I Will Bring A Lantern

 

Mary Jo Loebig, O.C.D.

 

Some years ago, or once upon a time, as all good stories begin, our diocesan newspaper had the custom of filling their Christmas issue with Christmas stories, (many of them), even with pictures to offset them.  It seemed that, for a brief time, the usual news receded and bowed to a much bigger event.  I always looked forward to this issue.  Periodically, we all need a good story where the chief character or characters struggle with the vicissitudes of life, where someone or some circumstance intervenes to assuage the struggle and where all ends well, even better than it was at the beginning.  If there is an element of surprise, so much the better.

 

     In looking for a Christmas story, I chanced, again, upon O. Henry’s Gifts of the Magi.  It is a story, of course, that most of us probably read for the first time in High School.  Even though it may be quite familiar to many of our readers, we will tell it, again, just to get into the Christmas spirit.  If a story is really good, most people do not mind hearing it again.  Many times, something happens in the retelling.

 

Gifts Of The Magi

 

One dollar and eighty-seven cents!  That is all Della had, and tomorrow was Christmas.
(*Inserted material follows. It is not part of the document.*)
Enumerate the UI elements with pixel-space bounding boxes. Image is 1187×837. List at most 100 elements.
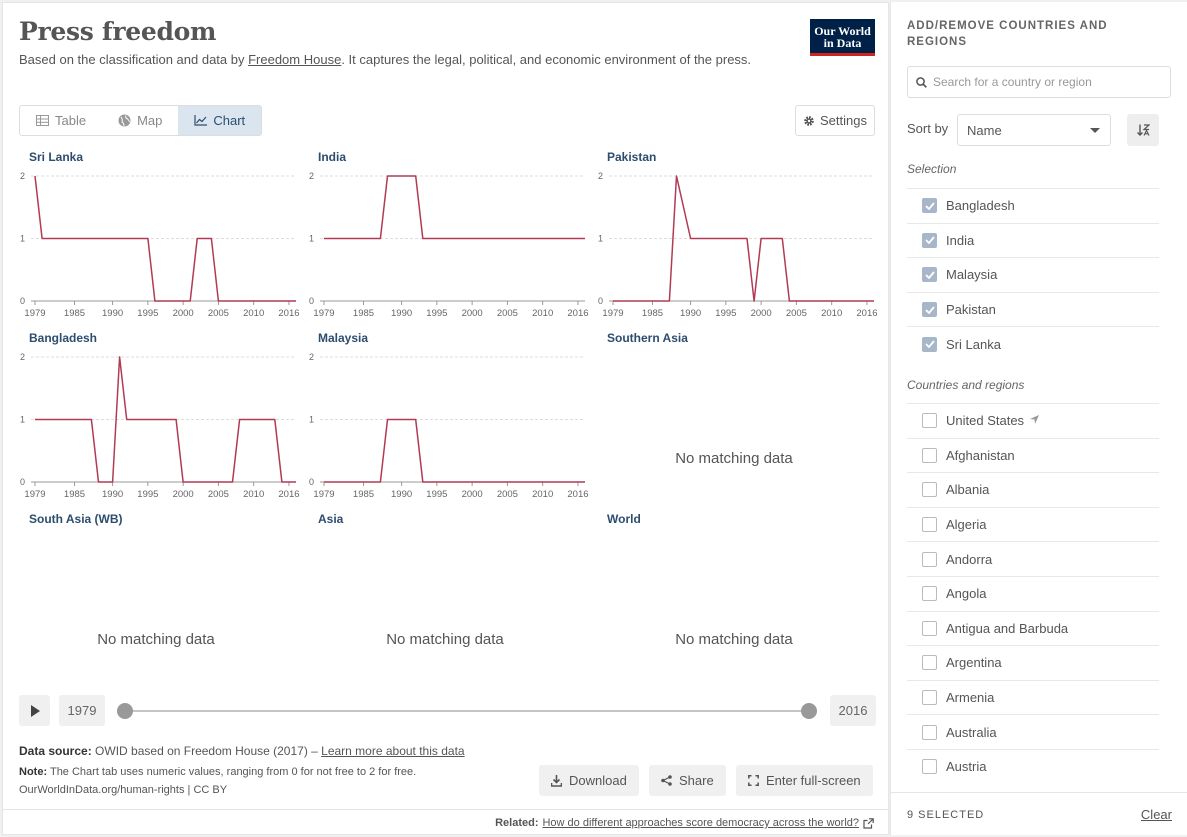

She had only $1.87 with which to buy Jim a present.  Then it came to her like a flash.  There were two possessions that meant much to both Della and Jim.  One was Jim’s gold watch that had been his father’s and grandfather’s.  The other was Della’s hair, which reached below her knees. Della knew what she would do.  She would sell her hair.  With that, she put on her old brown jacket and her old brown hat, and fluttered out the door.

 

     Della saw the sign: “Hair Goods of All Kinds.” Out of breath, Della asked: “Will you buy my hair?” “Take off your hat, and let’s have a look,” came the reply.  “Twenty dollars,” said the woman, lifting the lovely brown cascade with a practiced hand.  “Give it to me quick,” said Della.

 

     For the next two hours, Della ransacked the stores for Jim’s present, finding it at last - a simple and beautiful gold chain for his watch.  The price was twenty-one dollars.  With that, Della hurried home with the 87 cents.

 

     Reaching home, Della took out her curling iron.  In a short time, her head was filled with ringlets, much like that of a schoolboy.  Jim was never late.  When she heard him on the stairs, she whispered a prayer: “Dear God,” she prayed, “ make him think I am still pretty.”  Jim opened the door and stood there stunned.  “Jim, darling, she cried, “I had my hair cut off and sold it because I could not have lived through Christmas without giving you a present.  Maybe the hairs on my head are numbered, but no one could ever count my love for you.” Jim took his Della in his arms.

 

     Jim placed a package on the table.  “Unwrap the package, “ he said.  Della tore at the strings and paper.  She let out an ecstatic scream of joy.  There lay a set of beautiful combs for her now vanished hair - combs with jeweled rims.  She hugged them to her bosom.  Excitedly, she thought of Jim’s present. With that, Della held out the chain upon her open palm.  Softly, and with a smile, Jim whispered, “Della, I sold the watch to buy the combs.”  The story pretty much ends here.*

 

     O. Henry seems to think that the magi of old invented the custom of gift giving. He also implies that, in his opinion, these two young people were wiser than the magi. They realized that in gift-giving one gives the other what they think the receiver would really like.  However, there is the added note.  The giving involves a sacrifice from the giver. As I prayed over this story, I wondered what I would bring to the crib this Christmas.  What is it that means the most to me?  It may well be something that I have waited years to give.

 

      We have a tendency to think that Christmas is an event that happened long ago and something outside of our everyday life.  Still, we know that Christmas is all about God entering into everything that is human.  What part of my reality is the stable God wishes to enter this Christmas?   I wonder, too, what would be good to give this Child, who, indeed, is too little to know what gift to ask for.  What will he need later on?  Perhaps a gold ring would be fitting, a ring that will fit his finger when he grows to be a tall boy, a ring that will be a constant reminder that God is always with him.  And Mary and Joseph?  For some reason, I would like to give them a lantern, the old fashioned kind, the kind farmers used years ago in Iowa, a lantern that would show them the way. My plan would be to attach a note of encouragement for what lies ahead, all those joys and struggles that go with being human.

 

     Something new and vibrant happens each Christmas.  God, too, is pondering what to give each one of us.  What is my deepest wish?  More importantly, what is it that God wants to give me?  I  shall, indeed,  look for it on Christmas morning.

 

    * For a complete rendition of this story, see A Christmas Treasury. Edit. Jack Newcombe. (New York: The Viking Press, 1982) p. 209.